The Home will be enlarged so as to accommodate all who may come. Total expenses for board and tuition, five dollars per month.

Mrs. Gordon, the superintendent, and her corps of teachers, are a noble band of self-sacrificing women, who came from the North. They have been the subjects of opposition, and abuse, and ostracism, in their efforts to elevate a downtrodden people, and they deserve, and ought to have, the patronage, sympathy, and good-will of all.

GAMMON THEOLOGICAL SEMINARY.

Gammon Theological Seminary, at Atlanta, Georgia, is the largest theological school for the exclusive education of colored men in the United States. It stands to-day a monument to the philanthropy of Elijah H. Gammon, of Maine, a noble gentleman, who endowed the school with nearly half a million dollars. Dr. Gammon was certainly a philanthropist. This fact is plainly indicated by his splendid beneficence.

He did not wait till in sight of the grave and then cast off his wealth as a possession he could no longer use; but living, he poured out his treasures; yea, more, he gave the ripe thought of his last years—planned and wrought for the equipment of this Seminary. The measure of his philanthropy is not in that he gave $10,000 to Garrett, $5,000 to the Maine Wesleyan, thousands to churches and aid to many struggling students. The mere catalogue of benefactions is no measure of the real philanthropist. The man himself, his motive, his purpose, his sacrifice, his unselfish enthusiasm, his giving of thought and time and heart for humanity—these are the tests of genuine philanthropy.

He did not endow this school merely for the sake of the Methodist Episcopal Church. He wanted to help all his fellow-men through all the churches. It was entrusted to the care and direction of the Methodist Episcopal Church, as best adapted through its spirit, organization and government in the South, to carry out his plans.

His benefactions took the form of a theological school because he believed that the ministers held the centre of power, and were to be the leaders of their race for years to come.

He established an institution opened especially for the Negro race, not because they were black, but because they were the most needy of all men.

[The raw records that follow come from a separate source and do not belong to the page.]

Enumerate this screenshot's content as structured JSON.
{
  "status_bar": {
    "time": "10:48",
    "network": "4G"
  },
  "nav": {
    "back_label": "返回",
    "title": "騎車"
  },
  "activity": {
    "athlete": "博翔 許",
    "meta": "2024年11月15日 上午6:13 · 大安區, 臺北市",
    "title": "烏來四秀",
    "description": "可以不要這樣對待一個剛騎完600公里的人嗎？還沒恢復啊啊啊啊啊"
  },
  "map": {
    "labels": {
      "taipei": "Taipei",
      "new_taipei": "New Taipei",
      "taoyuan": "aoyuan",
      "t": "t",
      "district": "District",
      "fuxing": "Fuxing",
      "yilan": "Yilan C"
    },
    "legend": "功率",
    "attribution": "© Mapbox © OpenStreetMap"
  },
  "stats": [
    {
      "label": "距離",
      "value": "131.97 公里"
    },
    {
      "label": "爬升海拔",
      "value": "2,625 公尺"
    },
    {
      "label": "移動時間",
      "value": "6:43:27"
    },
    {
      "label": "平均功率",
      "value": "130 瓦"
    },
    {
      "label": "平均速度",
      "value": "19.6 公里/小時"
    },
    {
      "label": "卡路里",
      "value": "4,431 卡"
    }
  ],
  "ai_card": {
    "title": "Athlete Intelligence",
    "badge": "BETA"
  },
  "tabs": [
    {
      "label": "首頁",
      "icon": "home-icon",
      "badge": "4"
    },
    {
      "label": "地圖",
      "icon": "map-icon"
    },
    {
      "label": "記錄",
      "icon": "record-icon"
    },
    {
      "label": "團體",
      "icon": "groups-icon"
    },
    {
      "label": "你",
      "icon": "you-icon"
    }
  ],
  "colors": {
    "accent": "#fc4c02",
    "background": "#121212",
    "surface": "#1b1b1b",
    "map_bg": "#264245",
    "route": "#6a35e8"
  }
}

He simply gave practical expression to his faith in the fatherhood of God and the brotherhood of man. He was no sentimentalist as regards the Negro. He simply had a heart as broad as humanity—a great heart backed by conscience—and without prejudice, it went out to this race as a part of God's family, needing the touch of Christ's hand, through him.

Rev. Wilbur P. Thirkield, D. D., President of Gammon Theological Seminary, is laboring hard and earnestly to make the institution all that Dr. Gammon, its founder, had aimed to have it; and the class of young men who are receiving their training for the ministry in this school is certainly a compliment to the endeavors of its president.